During the week of September 13 -- the week the song returned to number one on the Billboard country chart, after having been nudged out for a week by "Feelins'" by Conway Twitty and Loretta Lynn -- "Rhinestone Cowboy" topped both the country and Hot 100 charts simultaneously. This was the first time a song had accomplished the feat since November 1961, when "Big Bad John" by Jimmy Dean did so.
"Rhinestone Cowboy" was one of six songs released in 1975 that topped both the Billboard Hot 100 and Hot Country Singles charts. The other songs were "Before the Next Teardrop Falls" by Freddy Fender, "(Hey Won't You Play) Another Somebody Done Somebody Wrong Song" by B. J. Thomas, "Thank God I'm a Country Boy" and "I'm Sorry"/"Calypso," both by John Denver, and "Convoy" by C. W. McCall.
The song was also the sole Glen Campbell track in a promotional-only compilation album issued by Capitol records titled The Greatest Music Ever Sold (Capitol SPRO-8511/8512), that was distributed to record stores during the 1976 holiday season as part of Capitol's "Greatest Music Ever Sold" campaign, which promoted 15 "Best Of" albums released by the record label.
After Glen Campbell died in August 2017, "Rhinestone Cowboy" charted in Country Digital Song chart at No. 12. The song has sold a total of 368,000 downloads in the digital era in the United States as of August 2017.
Glen Campbell recorded a new version of the song in 2013 on his final studio album titled, See You There.
The song became one of Glen Campbell's signature songs and won numerous awards from the Country Music Association, Academy of Country Music, and American Music Awards. It also obtained nominations for a Grammy Award for Best Country Song as well as for Record of the Year, but did not win.
"Rhinestone Cowboy" along with several other Glen Campbell tracks was used in War on Everyone (2016)
The American country singer Slim Whitman covered the song in 1976 on his Red River Valley album. Also in 1976, Canadian comedian Nestor Pistor recorded a parody version, "Winestoned Plowboy", which was itself a modest hit on Canada's country music charts in 1977.

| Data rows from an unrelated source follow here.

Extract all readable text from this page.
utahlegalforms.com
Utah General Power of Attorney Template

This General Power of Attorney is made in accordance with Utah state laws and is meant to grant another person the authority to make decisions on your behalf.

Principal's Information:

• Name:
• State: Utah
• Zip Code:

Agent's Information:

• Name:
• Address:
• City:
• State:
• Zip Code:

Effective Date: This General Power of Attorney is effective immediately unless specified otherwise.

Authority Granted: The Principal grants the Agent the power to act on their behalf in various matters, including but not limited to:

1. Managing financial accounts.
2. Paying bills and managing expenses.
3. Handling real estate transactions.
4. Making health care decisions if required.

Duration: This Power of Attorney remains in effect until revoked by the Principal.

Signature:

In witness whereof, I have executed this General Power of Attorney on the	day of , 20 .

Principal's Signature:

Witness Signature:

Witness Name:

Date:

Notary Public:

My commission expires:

Johnny Carson performed a comedic cover version to open the March 4, 1976 broadcast of The Tonight Show Starring Johnny Carson. The episode was released on DVD in 2016 along with other episodes from that particular week, with Carson referencing his preparations for the performance and Doc Severinsen and the NBC Orchestra performing instrumental versions of the song each night. After his performance, Carson announced that songwriter Larry Weiss was in the audience, a fact he claimed to be unaware of when he sang it a few minutes earlier.
Belgian singer Claire recorded the song in 1975 as "Vreemde Vogels" ("Strange Birds") and had a hit with her version in Flanders. It made it to number 14 on the Ultratop Flanders chart, staying in the chart for 5 weeks. It also made it to number 2 on the Vlaamse Top 10 chart.
The song was covered in 1976 in French as "Je m'appelle Michèle" interpreted as an autobiographical piece by French singer Michèle Torr. In 1978, and with lyrics more in line with the English original lyrics, it was recorded as "Cowgirl dorée" by the Canadian French singer Renée Martel. The French lyrics of Martel's version were written by Robert Charlebois.
In 2002, the British duo Rikki & Daz (made up of Daz Sampson and Ricardo Autobahn (real name John Matthews) released a revamped version of the song with additional lyrics and music plus arrangement from the original. Titled "Rhinestone Cowboy (Giddy Up Giddy Up), the single actually features Glen Campbell singing in the refrain. A music video was also released including Campbell.